Worlds have officially collided (either that, or the Rhizome has invaded my mind) ;-)
This week is the beginning of Humanizing Online Instruction (or #humanMOOC) on the Canvas Network. As is usually the case, I tend to lurk in more MOOCs than I can actually "complete†"in any given period. Given my homework for EDDE 802, and my teaching work on INSDSG 684 (and let's not forget the day-job), I wasn't really going to follow #HumanMOOC that closely. I still don't know how closely I am going to follow along - but heck, I'll give it the old college try. Even though I am not sure what my activity will look like, I thought it would be a good idea to introduce myself in case blogposts or tweets with #HumanMOOC started coming up with my name on them.
One of the things that my brief interaction in the #HumanMOOC Forums reminded me of is the potentially Rhizomatic nature of knowledge and participation online. For instance, I might read something on Maha's blog, which might get some mental gears going. I could post a comment on her blog, or if it's longer, or connected to other ideas, I might just write about it here (in one or more posts). The same is true for news sites, and academic articles: I can read something, and then based on that reading I can comment on it on this blog, I can use the articles as part of a literature review for articles I am writing, and I can discuss ideas about such articles on twitter, google+, or other forums.
In essence, I am forking an idea, or parts of an idea, and rolling those parts into my own understanding of the world. How is this significant, and why is this an "aha" moment today? I remember, about 10 years ago, when I started blogging regularly (on a now defunct blog), the goal of bloggers seemed to be to get people to come to their blogs and engage with them on their own turf (their own blog). These days that doesn't seem to matter as much, at least for most people. If people comment on my blog posts I am genuinely surprised. I am also surprised that at least 60 people a day read this thing. Obviously a small minority comment, but the most important aspect here is that ideas carry forward, and hopefully their stimulate discussion. Thus, an idea can grow rhizomatically, starting from one source - a blog, a tweet, a newspost, and it can grow in many different directions.
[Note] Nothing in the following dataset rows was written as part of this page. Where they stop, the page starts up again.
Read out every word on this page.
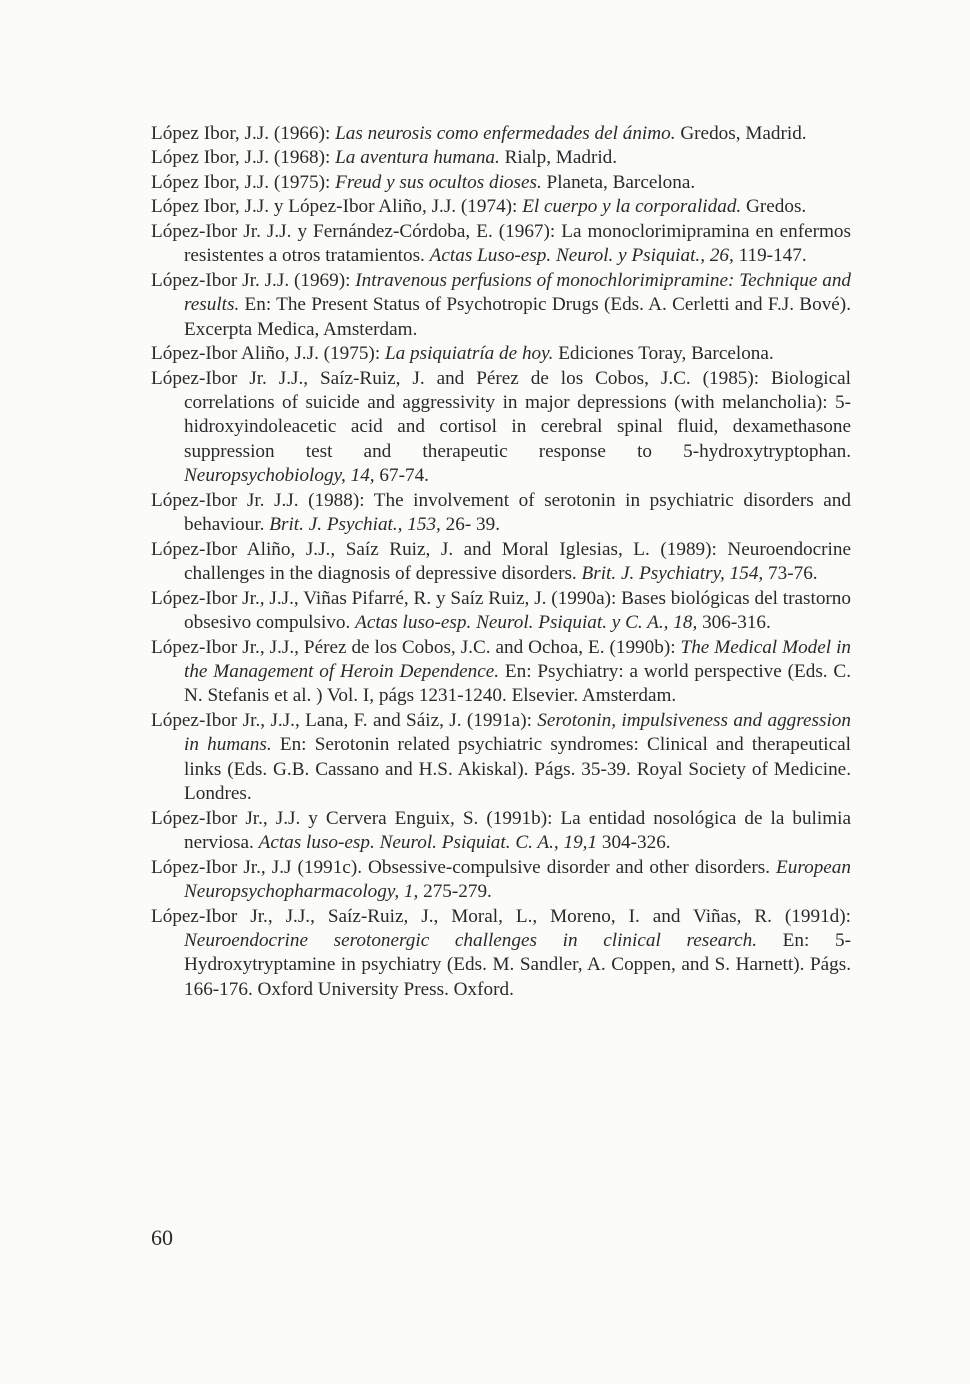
López Ibor, J.J. (1966): Las neurosis como enfermedades del ánimo. Gredos, Madrid.
López Ibor, J.J. (1968): La aventura humana. Rialp, Madrid.
López Ibor, J.J. (1975): Freud y sus ocultos dioses. Planeta, Barcelona.
López Ibor, J.J. y López-Ibor Aliño, J.J. (1974): El cuerpo y la corporalidad. Gredos.
López-Ibor Jr. J.J. y Fernández-Córdoba, E. (1967): La monoclorimipramina en enfermos resistentes a otros tratamientos. Actas Luso-esp. Neurol. y Psiquiat., 26, 119-147.
López-Ibor Jr. J.J. (1969): Intravenous perfusions of monochlorimipramine: Technique and results. En: The Present Status of Psychotropic Drugs (Eds. A. Cerletti and F.J. Bové). Excerpta Medica, Amsterdam.
López-Ibor Aliño, J.J. (1975): La psiquiatría de hoy. Ediciones Toray, Barcelona.
López-Ibor Jr. J.J., Saíz-Ruiz, J. and Pérez de los Cobos, J.C. (1985): Biological correlations of suicide and aggressivity in major depressions (with melancholia): 5-hidroxyindoleacetic acid and cortisol in cerebral spinal fluid, dexamethasone suppression test and therapeutic response to 5-hydroxytryptophan. Neuropsychobiology, 14, 67-74.
López-Ibor Jr. J.J. (1988): The involvement of serotonin in psychiatric disorders and behaviour. Brit. J. Psychiat., 153, 26- 39.
López-Ibor Aliño, J.J., Saíz Ruiz, J. and Moral Iglesias, L. (1989): Neuroendocrine challenges in the diagnosis of depressive disorders. Brit. J. Psychiatry, 154, 73-76.
López-Ibor Jr., J.J., Viñas Pifarré, R. y Saíz Ruiz, J. (1990a): Bases biológicas del trastorno obsesivo compulsivo. Actas luso-esp. Neurol. Psiquiat. y C. A., 18, 306-316.
López-Ibor Jr., J.J., Pérez de los Cobos, J.C. and Ochoa, E. (1990b): The Medical Model in the Management of Heroin Dependence. En: Psychiatry: a world perspective (Eds. C. N. Stefanis et al. ) Vol. I, págs 1231-1240. Elsevier. Amsterdam.
López-Ibor Jr., J.J., Lana, F. and Sáiz, J. (1991a): Serotonin, impulsiveness and aggression in humans. En: Serotonin related psychiatric syndromes: Clinical and therapeutical links (Eds. G.B. Cassano and H.S. Akiskal). Págs. 35-39. Royal Society of Medicine. Londres.
López-Ibor Jr., J.J. y Cervera Enguix, S. (1991b): La entidad nosológica de la bulimia nerviosa. Actas luso-esp. Neurol. Psiquiat. C. A., 19,1 304-326.
López-Ibor Jr., J.J (1991c). Obsessive-compulsive disorder and other disorders. European Neuropsychopharmacology, 1, 275-279.
López-Ibor Jr., J.J., Saíz-Ruiz, J., Moral, L., Moreno, I. and Viñas, R. (1991d): Neuroendocrine serotonergic challenges in clinical research. En: 5-Hydroxytryptamine in psychiatry (Eds. M. Sandler, A. Coppen, and S. Harnett). Págs. 166-176. Oxford University Press. Oxford.
60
My pondering is this: how does one bring back all those roots to one central place, or does it make sense to bunch-up and organize those paths that the rhizome forges? What's more important? The total sum of information collected? Or one's traversal through that path?
† The notion of completeness is problematic in MOOCs, but this case I mean "complete" by earning one or more badges - I think this is what the designers and facilitators probably consider complete as well.
- A side note here - the little reminder that I might be falling behind #HumanMOOC prompted me to look more closely at it today. Nice touch. One of my research threads deals with motivation of learners in MOOCs, and I am wondering what the effect of such gentle reminders are. A while back, maybe in during #Change11 I had pondered about the use of analytics and reminders like this. Wonder if anyone has done any research work on this.